Treating the pressure ulcer effectively involves addressing the root causes to prevent further tissue damage and recurrence. Key considerations include: 

      • Pressure relief: Repositioning the patient regularly, using pressure-reducing mattresses or cushions, and implementing care plans to minimize prolonged pressure on vulnerable areas. 
      • Nutrition: Ensuring the patient receives adequate nutrition, including protein and vitamins, to support tissue repair and wound healing. 
      • Mobility: Encouraging patient mobility or implementing appropriate range-of-motion exercises when mobility is limited. 
      • Management of comorbidities: Addressing conditions like diabetes or vascular disease that can impair wound healing. 

Continual Assessment

Continual assessment of the wound’s progress is essential. Document changes in the wound’s appearance, size, and characteristics during each dressing change. When the wound bed becomes visible, it can be accurately staged and managed accordingly.

patient education

Educate the patient and their caregivers about wound care, nutrition, and preventive measures to minimize the risk of future pressure ulcers.

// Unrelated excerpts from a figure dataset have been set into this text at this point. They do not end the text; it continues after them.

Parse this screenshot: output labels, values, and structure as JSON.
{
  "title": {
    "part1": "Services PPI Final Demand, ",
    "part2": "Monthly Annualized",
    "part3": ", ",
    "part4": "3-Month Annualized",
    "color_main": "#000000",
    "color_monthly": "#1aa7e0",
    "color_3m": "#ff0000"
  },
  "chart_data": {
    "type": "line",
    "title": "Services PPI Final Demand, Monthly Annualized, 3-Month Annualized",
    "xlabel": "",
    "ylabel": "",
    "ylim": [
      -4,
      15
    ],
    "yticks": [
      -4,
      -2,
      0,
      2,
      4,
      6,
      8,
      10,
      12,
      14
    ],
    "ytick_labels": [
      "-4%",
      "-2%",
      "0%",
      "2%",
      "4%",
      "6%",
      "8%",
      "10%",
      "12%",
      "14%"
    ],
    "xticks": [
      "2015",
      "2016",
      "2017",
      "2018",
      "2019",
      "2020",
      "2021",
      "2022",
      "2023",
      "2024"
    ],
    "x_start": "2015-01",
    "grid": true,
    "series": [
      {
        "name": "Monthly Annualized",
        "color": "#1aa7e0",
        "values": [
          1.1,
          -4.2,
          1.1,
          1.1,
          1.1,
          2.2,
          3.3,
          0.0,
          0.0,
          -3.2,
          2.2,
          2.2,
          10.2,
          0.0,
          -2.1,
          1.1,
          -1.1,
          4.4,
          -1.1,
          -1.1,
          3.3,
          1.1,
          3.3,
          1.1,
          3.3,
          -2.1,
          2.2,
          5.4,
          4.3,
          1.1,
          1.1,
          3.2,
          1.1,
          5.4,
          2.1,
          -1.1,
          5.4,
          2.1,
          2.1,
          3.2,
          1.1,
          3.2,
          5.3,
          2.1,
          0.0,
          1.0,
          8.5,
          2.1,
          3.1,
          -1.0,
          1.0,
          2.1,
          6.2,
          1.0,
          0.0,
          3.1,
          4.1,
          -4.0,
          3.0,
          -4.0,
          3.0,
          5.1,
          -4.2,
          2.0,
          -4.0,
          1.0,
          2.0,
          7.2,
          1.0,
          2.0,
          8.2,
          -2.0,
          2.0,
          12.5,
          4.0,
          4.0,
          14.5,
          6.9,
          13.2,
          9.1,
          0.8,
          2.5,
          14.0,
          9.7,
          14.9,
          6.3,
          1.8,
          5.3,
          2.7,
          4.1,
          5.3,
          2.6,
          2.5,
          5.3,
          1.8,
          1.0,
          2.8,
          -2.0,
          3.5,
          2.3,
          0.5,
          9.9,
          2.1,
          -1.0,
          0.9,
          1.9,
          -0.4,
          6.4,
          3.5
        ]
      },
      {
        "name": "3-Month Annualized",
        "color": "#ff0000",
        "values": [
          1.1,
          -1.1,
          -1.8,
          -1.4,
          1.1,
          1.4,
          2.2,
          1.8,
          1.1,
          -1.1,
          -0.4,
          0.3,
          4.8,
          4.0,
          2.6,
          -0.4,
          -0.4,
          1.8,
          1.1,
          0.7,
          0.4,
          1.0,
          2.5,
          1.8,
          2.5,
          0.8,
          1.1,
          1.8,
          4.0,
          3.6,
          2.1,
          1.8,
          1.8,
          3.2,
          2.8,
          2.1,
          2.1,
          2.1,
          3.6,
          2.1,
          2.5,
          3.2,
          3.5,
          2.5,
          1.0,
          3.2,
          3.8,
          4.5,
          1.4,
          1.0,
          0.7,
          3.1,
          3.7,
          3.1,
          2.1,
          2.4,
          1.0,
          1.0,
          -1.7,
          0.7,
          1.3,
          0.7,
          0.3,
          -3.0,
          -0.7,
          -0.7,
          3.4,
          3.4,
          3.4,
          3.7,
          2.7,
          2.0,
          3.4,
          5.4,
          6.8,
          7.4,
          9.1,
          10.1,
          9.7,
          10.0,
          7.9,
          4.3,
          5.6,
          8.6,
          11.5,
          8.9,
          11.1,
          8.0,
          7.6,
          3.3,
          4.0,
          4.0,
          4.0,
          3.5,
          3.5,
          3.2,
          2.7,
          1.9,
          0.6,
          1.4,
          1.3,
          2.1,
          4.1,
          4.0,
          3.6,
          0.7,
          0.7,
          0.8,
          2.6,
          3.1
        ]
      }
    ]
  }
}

Treating unstageable pressure ulcers is a complex process that requires a multidisciplinary approach. Effective debridement, infection control, addressing underlying causes, and the use of appropriate wound dressings are key components of successful management. Regular monitoring and patient education are essential for achieving optimal outcomes and preventing further complications. Collaboration among healthcare professionals, including wound care specialists, nurses, and physicians, is crucial in managing unstageable pressure ulcers effectively.